When Can a Second Mortgage be a Smart Move
April 19, 2018 | Posted by: Sherry Corbitt
Every month, you put money against your mortgage. Over the years, thanks to all those payments (and a healthy increase in home values), you’ve built up some equity. Way to go! Sometimes, we want to be able to tap into that equity. But new mortgage rules have made it harder to refinance a mortgage. No surprise, then, that we’re seeing a jump in second mortgage financing. Here are six reasons why a second mortgage might be a smart move for you too:
- A second mortgage can be a great way to access available equity without having to break your first mortgage.
- Ability in some cases to refinance up to 85 per cent loan to value.
- Second mortgage interest rates can be significantly less than credit cards. You can use the second mortgage to pay off your high-interest credit card debt, which will clean up any bruised credit and get you in a better position to qualify for the best rates later.
- Ability to use this lower-cost financing as you see fit – pay off debt, renovations, cash flow for your business, an investment, tuition, wedding, trip, or other major expenditure.

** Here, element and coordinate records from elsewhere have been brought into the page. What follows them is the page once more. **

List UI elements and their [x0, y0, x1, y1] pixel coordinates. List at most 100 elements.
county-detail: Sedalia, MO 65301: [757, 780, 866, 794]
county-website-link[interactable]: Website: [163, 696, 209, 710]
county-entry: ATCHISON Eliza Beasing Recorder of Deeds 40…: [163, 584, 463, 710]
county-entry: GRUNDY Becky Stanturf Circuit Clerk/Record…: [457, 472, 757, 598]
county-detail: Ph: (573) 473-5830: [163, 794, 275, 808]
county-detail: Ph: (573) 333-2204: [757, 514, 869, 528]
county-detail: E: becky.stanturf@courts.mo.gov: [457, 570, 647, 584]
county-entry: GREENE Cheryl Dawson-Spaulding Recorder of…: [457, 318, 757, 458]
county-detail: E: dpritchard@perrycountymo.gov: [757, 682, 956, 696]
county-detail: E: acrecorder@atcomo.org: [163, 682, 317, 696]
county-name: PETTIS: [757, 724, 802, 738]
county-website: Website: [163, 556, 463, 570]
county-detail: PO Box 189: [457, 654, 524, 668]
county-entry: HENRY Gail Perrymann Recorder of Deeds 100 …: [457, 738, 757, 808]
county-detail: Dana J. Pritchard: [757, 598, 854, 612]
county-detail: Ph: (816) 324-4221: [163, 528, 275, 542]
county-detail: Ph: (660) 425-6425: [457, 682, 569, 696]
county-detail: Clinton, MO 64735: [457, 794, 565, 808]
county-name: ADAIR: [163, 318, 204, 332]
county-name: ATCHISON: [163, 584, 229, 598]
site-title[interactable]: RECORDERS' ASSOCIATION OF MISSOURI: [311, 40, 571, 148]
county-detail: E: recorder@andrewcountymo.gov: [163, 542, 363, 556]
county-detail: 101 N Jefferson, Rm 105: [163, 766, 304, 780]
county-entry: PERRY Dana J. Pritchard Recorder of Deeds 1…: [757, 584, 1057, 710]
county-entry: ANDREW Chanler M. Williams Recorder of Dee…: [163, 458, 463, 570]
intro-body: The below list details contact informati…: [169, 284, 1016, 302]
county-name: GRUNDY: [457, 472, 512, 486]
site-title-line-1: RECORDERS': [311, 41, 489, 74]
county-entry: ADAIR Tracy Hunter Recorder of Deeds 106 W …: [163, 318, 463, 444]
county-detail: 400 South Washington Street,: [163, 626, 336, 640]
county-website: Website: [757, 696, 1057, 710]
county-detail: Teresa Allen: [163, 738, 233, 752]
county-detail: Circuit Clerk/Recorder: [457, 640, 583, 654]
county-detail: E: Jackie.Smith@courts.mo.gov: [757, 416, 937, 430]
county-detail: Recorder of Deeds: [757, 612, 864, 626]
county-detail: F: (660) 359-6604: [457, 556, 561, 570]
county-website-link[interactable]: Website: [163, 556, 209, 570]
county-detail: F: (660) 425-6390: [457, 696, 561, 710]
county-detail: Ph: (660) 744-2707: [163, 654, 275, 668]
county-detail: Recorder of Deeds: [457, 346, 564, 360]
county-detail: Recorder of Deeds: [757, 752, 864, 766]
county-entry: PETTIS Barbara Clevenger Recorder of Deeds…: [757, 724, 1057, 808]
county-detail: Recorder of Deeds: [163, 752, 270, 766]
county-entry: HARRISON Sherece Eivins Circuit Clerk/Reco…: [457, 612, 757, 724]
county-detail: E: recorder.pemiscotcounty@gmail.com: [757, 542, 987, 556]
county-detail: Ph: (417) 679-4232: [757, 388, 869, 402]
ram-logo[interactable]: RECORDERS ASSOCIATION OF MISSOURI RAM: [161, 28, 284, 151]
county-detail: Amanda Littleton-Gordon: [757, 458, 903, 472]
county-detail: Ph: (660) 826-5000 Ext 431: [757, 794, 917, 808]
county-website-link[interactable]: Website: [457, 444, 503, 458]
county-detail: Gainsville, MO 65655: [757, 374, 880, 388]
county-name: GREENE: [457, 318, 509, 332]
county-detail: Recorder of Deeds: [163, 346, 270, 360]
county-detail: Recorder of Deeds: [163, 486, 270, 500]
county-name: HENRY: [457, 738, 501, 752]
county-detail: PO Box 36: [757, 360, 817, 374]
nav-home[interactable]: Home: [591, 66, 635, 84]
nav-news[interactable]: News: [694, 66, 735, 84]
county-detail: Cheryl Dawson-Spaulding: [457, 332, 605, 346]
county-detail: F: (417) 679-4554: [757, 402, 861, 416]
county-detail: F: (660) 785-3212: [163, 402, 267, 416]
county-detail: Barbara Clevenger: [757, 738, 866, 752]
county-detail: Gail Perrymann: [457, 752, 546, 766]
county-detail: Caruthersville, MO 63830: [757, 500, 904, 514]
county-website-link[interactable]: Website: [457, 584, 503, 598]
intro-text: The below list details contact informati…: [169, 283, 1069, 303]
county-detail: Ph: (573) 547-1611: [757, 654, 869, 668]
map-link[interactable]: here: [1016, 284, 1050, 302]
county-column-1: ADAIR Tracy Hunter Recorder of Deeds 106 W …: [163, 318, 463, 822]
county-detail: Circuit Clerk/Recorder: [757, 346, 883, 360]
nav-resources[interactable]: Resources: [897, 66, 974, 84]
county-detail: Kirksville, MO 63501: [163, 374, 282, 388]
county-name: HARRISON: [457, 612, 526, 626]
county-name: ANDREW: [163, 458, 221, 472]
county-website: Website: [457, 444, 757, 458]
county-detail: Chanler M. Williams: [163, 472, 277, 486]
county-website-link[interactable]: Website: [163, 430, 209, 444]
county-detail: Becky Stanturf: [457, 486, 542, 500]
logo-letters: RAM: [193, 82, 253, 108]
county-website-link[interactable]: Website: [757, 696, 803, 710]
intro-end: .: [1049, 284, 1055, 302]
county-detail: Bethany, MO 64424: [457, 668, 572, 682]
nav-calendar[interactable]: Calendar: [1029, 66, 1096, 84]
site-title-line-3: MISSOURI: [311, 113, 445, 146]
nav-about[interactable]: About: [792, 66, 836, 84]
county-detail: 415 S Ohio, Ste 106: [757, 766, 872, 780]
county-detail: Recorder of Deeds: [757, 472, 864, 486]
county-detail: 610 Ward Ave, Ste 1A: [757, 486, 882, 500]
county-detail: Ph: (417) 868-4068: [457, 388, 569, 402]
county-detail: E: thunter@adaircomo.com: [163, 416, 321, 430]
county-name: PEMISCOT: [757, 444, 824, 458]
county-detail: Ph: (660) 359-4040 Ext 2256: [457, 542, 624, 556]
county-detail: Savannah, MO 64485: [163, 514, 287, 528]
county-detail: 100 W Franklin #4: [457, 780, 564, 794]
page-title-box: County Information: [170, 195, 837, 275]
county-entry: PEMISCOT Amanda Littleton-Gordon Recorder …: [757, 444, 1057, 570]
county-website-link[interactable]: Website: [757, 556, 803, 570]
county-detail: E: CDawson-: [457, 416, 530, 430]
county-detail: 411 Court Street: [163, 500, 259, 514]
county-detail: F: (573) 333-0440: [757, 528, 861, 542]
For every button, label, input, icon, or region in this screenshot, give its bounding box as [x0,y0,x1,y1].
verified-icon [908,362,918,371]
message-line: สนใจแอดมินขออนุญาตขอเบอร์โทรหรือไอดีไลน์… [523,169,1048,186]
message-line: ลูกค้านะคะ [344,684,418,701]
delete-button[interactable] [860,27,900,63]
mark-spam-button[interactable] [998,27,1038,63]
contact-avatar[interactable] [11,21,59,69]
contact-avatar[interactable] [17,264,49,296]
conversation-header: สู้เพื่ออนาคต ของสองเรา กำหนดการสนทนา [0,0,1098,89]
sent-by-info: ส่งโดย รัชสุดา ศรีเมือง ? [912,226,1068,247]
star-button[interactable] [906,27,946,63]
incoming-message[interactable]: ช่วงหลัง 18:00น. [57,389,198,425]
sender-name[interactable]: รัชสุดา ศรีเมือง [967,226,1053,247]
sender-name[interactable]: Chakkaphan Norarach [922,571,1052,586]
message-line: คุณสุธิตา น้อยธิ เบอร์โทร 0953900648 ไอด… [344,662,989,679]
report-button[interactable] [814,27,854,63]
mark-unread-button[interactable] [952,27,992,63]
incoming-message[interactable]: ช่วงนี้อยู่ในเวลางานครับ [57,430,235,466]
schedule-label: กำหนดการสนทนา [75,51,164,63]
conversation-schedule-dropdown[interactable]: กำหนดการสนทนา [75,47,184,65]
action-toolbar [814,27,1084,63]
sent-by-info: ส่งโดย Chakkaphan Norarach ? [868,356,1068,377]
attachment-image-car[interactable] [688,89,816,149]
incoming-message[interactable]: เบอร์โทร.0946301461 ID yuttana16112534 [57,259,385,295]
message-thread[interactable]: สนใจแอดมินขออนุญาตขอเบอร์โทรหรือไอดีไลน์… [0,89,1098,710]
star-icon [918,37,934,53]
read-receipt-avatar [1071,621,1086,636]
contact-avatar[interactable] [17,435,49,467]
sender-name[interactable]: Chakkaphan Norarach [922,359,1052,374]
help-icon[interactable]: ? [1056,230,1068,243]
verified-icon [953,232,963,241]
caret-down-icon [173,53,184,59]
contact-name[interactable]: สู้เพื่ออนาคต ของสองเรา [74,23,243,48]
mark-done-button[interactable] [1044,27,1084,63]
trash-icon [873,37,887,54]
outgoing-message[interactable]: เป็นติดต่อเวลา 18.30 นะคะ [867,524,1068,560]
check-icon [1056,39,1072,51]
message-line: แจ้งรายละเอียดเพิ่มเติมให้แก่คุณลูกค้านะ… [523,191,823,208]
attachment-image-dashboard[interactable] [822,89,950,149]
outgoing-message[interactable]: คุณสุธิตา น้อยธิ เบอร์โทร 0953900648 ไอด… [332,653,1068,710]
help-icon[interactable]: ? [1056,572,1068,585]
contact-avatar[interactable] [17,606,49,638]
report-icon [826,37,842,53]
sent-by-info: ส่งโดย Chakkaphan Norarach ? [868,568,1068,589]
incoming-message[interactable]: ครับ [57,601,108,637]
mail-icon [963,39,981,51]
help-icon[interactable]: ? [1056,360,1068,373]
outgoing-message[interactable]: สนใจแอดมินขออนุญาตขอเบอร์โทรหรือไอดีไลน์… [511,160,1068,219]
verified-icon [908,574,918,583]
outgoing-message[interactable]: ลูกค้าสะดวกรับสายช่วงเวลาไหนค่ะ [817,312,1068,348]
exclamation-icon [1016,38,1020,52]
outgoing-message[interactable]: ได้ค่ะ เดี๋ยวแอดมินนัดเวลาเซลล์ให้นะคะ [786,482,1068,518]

- That second mortgage can help you complete your purchase if your down payment is a little short of what you need.
- A second mortgage is often easier to qualify for than a secured line of credit.
The value you’ve built up in your home is a wealth-building tool, and usually the best place to borrow funds when you need them. That’s why – for a growing number of financially savvy Canadians – a second mortgage can be a smart move!